November 24, 2016 12:00:58 am
AS a young girl, I would accompany my parents to Balamuraliji’s concerts where I got a glimpse of what a great musician could do. When you heard this man, you got into a space where you only saw beauty of the sound that was grand and yet soft and mellifluous. You forgot all the details. You went beyond the physicality of the music. That is the grand edifice that an artiste like him could put up. What he created came from a knowledge that was at a different level. A thorough scholar, he knew all the rules of how to be a great musician but he went beyond that. For him, music could not be confined to Carnatic music or even to Carnatic music which is avant-garde. You cannot put Balamuraliji into any frame.
There are two ways of breaking tradition. There is one where you don’t go deep into the music at all, but you are still a great musician and a creator who can create something new. That is one way of establishing a new horizon. Balamuraliji was a musician who completely understood the tradition, was trained in it, rose from it and rose above it. He knew everything there was to know and then he also had the depth and bandwidth to go beyond and break all those rules. The grandeur of that was something else. To be a maverick is one thing but to be in the tradition and then break it is another ballgame and requires a lot of knowledge and courage.

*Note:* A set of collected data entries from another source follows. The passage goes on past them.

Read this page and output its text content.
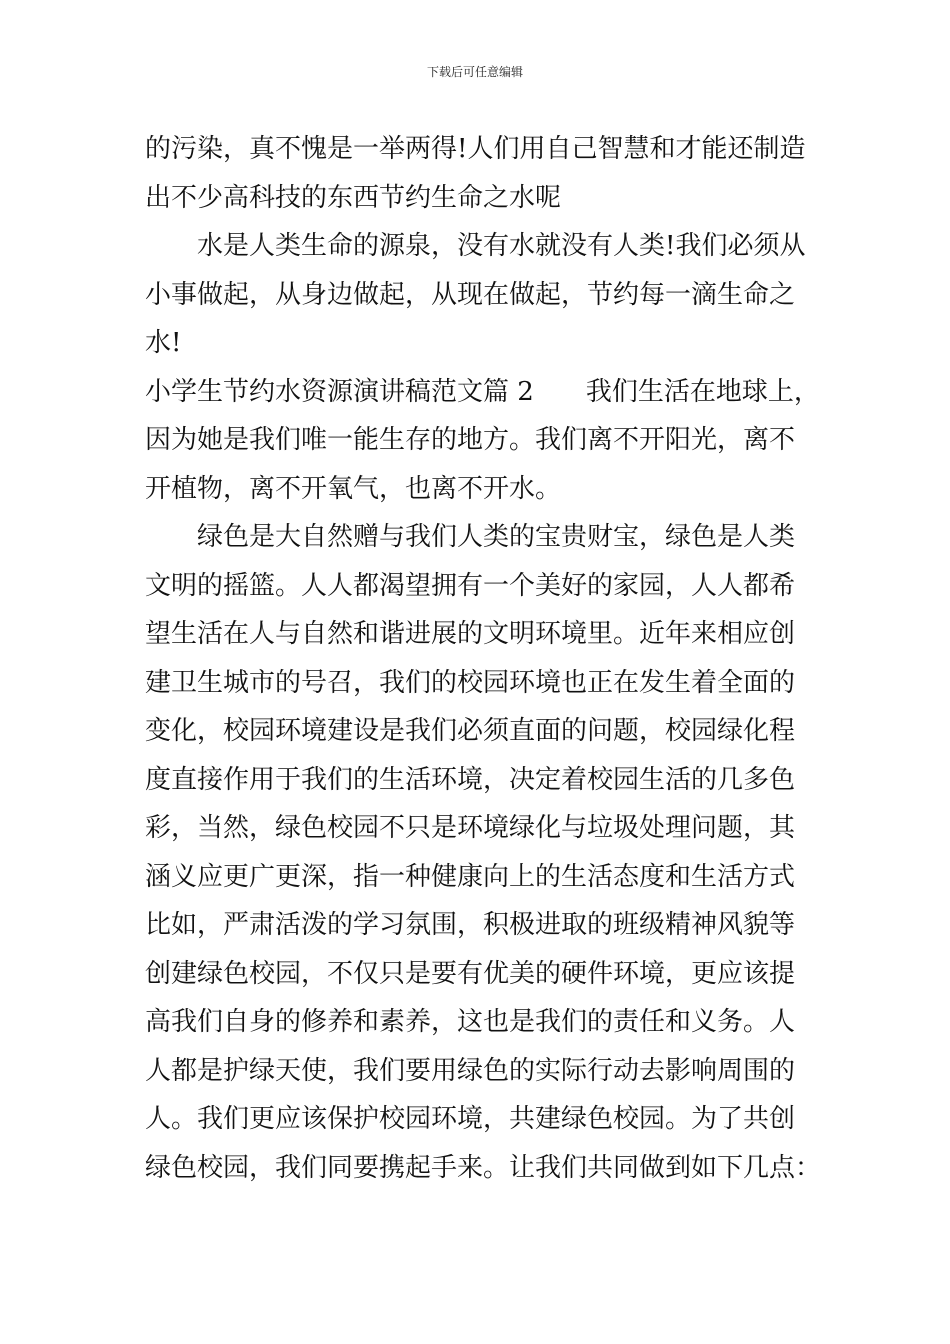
下载后可任意编辑
的污染，真不愧是一举两得!人们用自己智慧和才能还制造
出不少高科技的东西节约生命之水呢
水是人类生命的源泉，没有水就没有人类!我们必须从
小事做起，从身边做起，从现在做起，节约每一滴生命之
水!
小学生节约水资源演讲稿范文篇 2 我们生活在地球上，
因为她是我们唯一能生存的地方。我们离不开阳光，离不
开植物，离不开氧气，也离不开水。
绿色是大自然赠与我们人类的宝贵财宝，绿色是人类
文明的摇篮。人人都渴望拥有一个美好的家园，人人都希
望生活在人与自然和谐进展的文明环境里。近年来相应创
建卫生城市的号召，我们的校园环境也正在发生着全面的
变化，校园环境建设是我们必须直面的问题，校园绿化程
度直接作用于我们的生活环境，决定着校园生活的几多色
彩，当然，绿色校园不只是环境绿化与垃圾处理问题，其
涵义应更广更深，指一种健康向上的生活态度和生活方式
比如，严肃活泼的学习氛围，积极进取的班级精神风貌等
创建绿色校园，不仅只是要有优美的硬件环境，更应该提
高我们自身的修养和素养，这也是我们的责任和义务。人
人都是护绿天使，我们要用绿色的实际行动去影响周围的
人。我们更应该保护校园环境，共建绿色校园。为了共创
绿色校园，我们同要携起手来。让我们共同做到如下几点：
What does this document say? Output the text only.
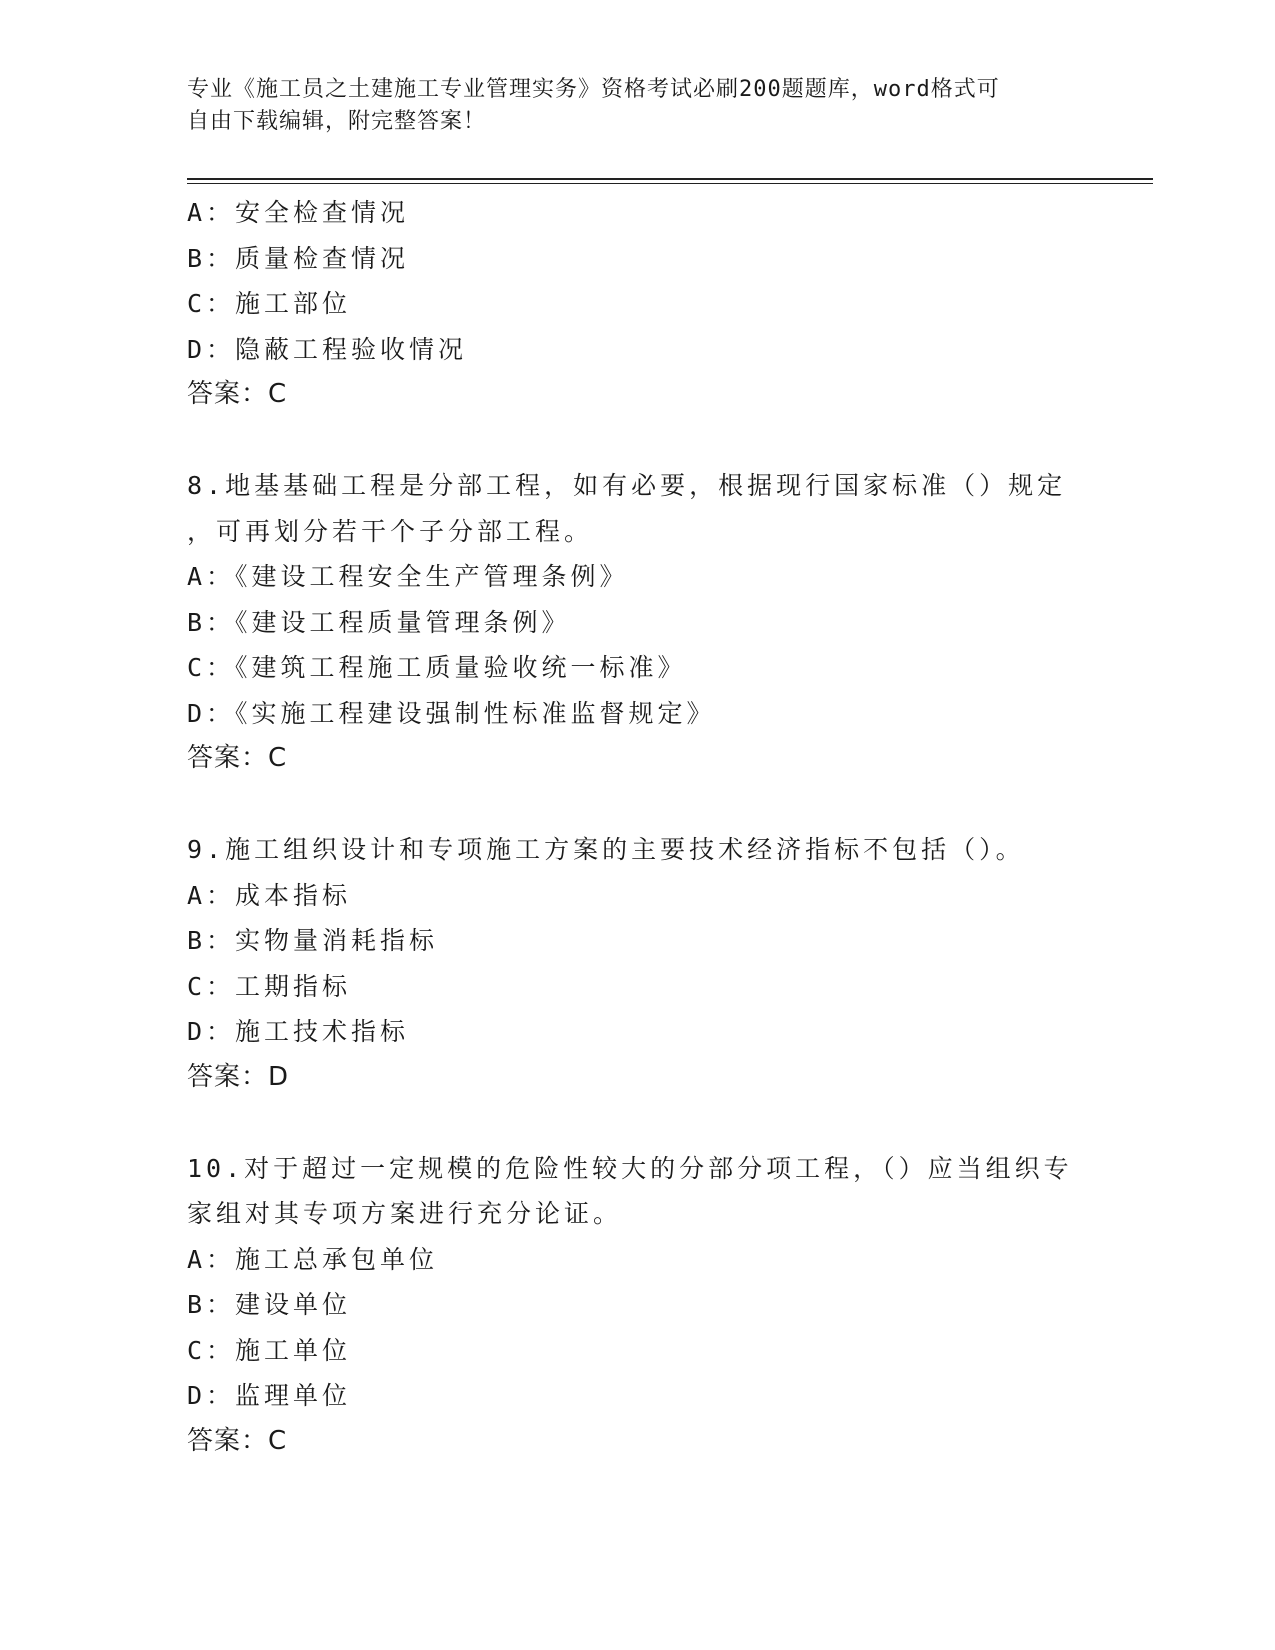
专业《施工员之土建施工专业管理实务》资格考试必刷200题题库，word格式可
自由下载编辑，附完整答案！
A：安全检查情况
B：质量检查情况
C：施工部位
D：隐蔽工程验收情况
答案：C
8.地基基础工程是分部工程，如有必要，根据现行国家标准（）规定
，可再划分若干个子分部工程。
A：《建设工程安全生产管理条例》
B：《建设工程质量管理条例》
C：《建筑工程施工质量验收统一标准》
D：《实施工程建设强制性标准监督规定》
答案：C
9.施工组织设计和专项施工方案的主要技术经济指标不包括（）。
A：成本指标
B：实物量消耗指标
C：工期指标
D：施工技术指标
答案：D
10.对于超过一定规模的危险性较大的分部分项工程，（）应当组织专
家组对其专项方案进行充分论证。
A：施工总承包单位
B：建设单位
C：施工单位
D：监理单位
答案：C
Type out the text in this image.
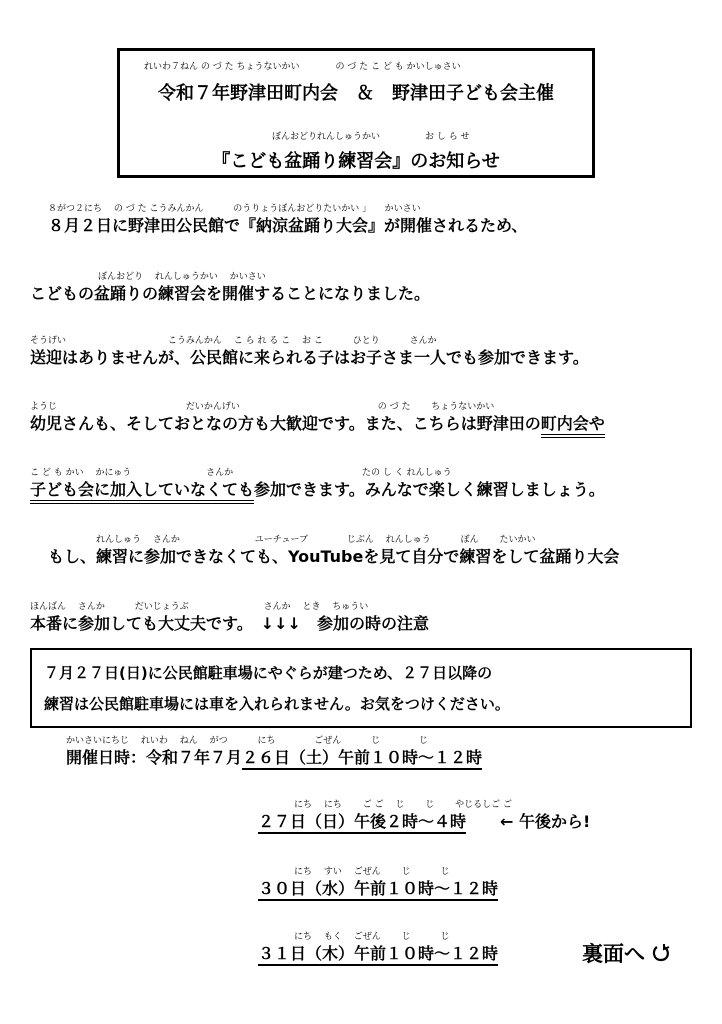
れいわ７ねん の づ た ちょうないかい　　　　の づ た こ ど も かいしゅさい
令和７年野津田町内会　＆　野津田子ども会主催
ぼんおどりれんしゅうかい　　　　　お し ら せ
『こども盆踊り練習会』のお知らせ
８がつ２にち　 の づ た こうみんかん　　　 のうりょうぼんおどりたいかい 」　　かいさい
８月２日に野津田公民館で『納涼盆踊り大会』が開催されるため、
ぼんおどり　 れんしゅうかい　 かいさい
こどもの盆踊りの練習会を開催することになりました。
そうげい　　　　　　　　　　　 こうみんかん　 こ ら れ る こ　 お こ　　　 ひとり　　　 さんか
送迎はありませんが、公民館に来られる子はお子さま一人でも参加できます。
ようじ　　　　　　　　　　　　　　 だいかんげい　　　　　　　　　　　　　　　 の づ た　　 ちょうないかい
幼児さんも、そしておとなの方も大歓迎です。また、こちらは野津田の町内会や
こ ど も かい　 かにゅう　　　　　　　　 さんか　　　　　　　　　　　　　　 たの し く れんしゅう
子ども会に加入していなくても参加できます。みんなで楽しく練習しましょう。
れんしゅう　 さんか　　　　　　　　 ユーチューブ　　　　 じぶん　 れんしゅう　　　 ぼん　　 たいかい
もし、練習に参加できなくても、YouTubeを見て自分で練習をして盆踊り大会
ほんばん　 さんか　　　 だいじょうぶ　　　　　　　　 さんか　 とき　 ちゅうい
本番に参加しても大丈夫です。　↓↓↓　参加の時の注意
７月２７日(日)に公民館駐車場にやぐらが建つため、２７日以降の
練習は公民館駐車場には車を入れられません。お気をつけください。
かいさいにちじ　 れいわ　 ねん　 がつ　　　 にち　　　　 ごぜん　　　 じ　　　　 じ
開催日時：令和７年７月２６日（土）午前１０時～１２時
にち　 にち　　 ご ご　 じ　　 じ　　 やじるしご ご
２７日（日）午後２時～４時 ← 午後から!
にち　 すい　 ごぜん　　 じ　　　 じ
３０日（水）午前１０時～１２時
にち　 もく　 ごぜん　　 じ　　　 じ
３１日（木）午前１０時～１２時	裏面へ
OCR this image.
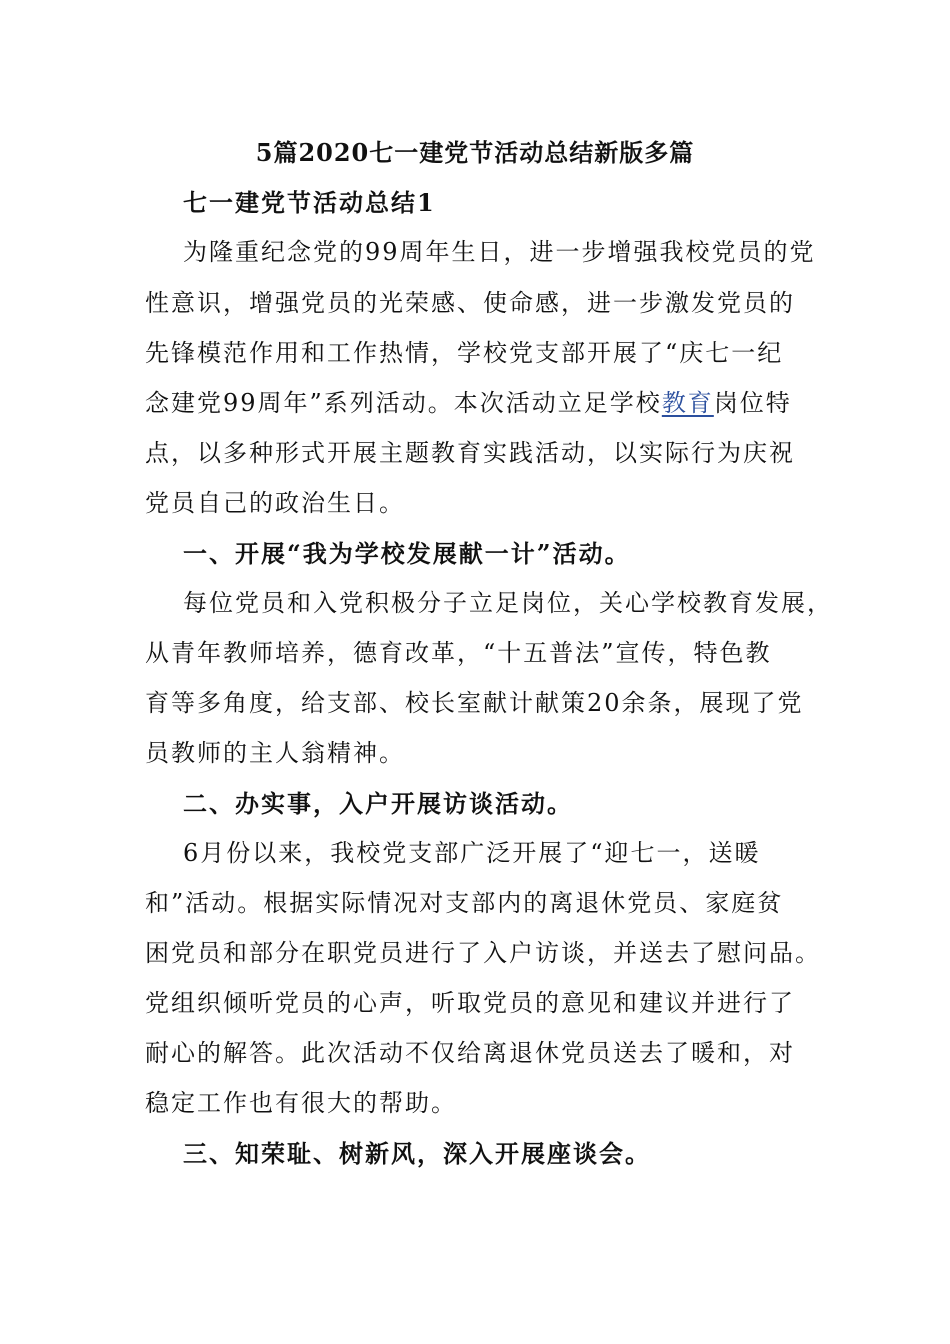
5篇2020七一建党节活动总结新版多篇
七一建党节活动总结1
为隆重纪念党的99周年生日，进一步增强我校党员的党
性意识，增强党员的光荣感、使命感，进一步激发党员的
先锋模范作用和工作热情，学校党支部开展了“庆七一纪
念建党99周年”系列活动。本次活动立足学校教育岗位特
点，以多种形式开展主题教育实践活动，以实际行为庆祝
党员自己的政治生日。
一、开展“我为学校发展献一计”活动。
每位党员和入党积极分子立足岗位，关心学校教育发展，
从青年教师培养，德育改革，“十五普法”宣传，特色教
育等多角度，给支部、校长室献计献策20余条，展现了党
员教师的主人翁精神。
二、办实事，入户开展访谈活动。
6月份以来，我校党支部广泛开展了“迎七一，送暖
和”活动。根据实际情况对支部内的离退休党员、家庭贫
困党员和部分在职党员进行了入户访谈，并送去了慰问品。
党组织倾听党员的心声，听取党员的意见和建议并进行了
耐心的解答。此次活动不仅给离退休党员送去了暖和，对
稳定工作也有很大的帮助。
三、知荣耻、树新风，深入开展座谈会。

Then there was the quality of his voice. In classical music, the brilliance of a voice lies in the concept that it should be able to traverse all three octaves. Balamuraliji had that golden voice. He was also an intellectual composer. His knowledge of sahitya was deep and merged beautifully with the knowledge of the ragas. It also led to the creation of new ragas as he knew the whole shastra of voice. It was that innocent smile which made it all look like a child’s play. But he was a gyani and gave his life in acquiring his music.
It was much later in his life, that Balamuraliji shunned the ‘sabha system’. He did go through the system initially because it is something that catapults an artist to a higher level, but later he felt he couldn’t be confined to the system. When he grew in stature, he wanted to be a free spirit. Much later when I had become a musician, I remember going to his Chennai house and spending time with him, talking of various things. He spent five minutes just describing the secrets of rendering a raga. And I can say it, without any qualms, that it changed my life forever. A legend par excellence, he will be missed.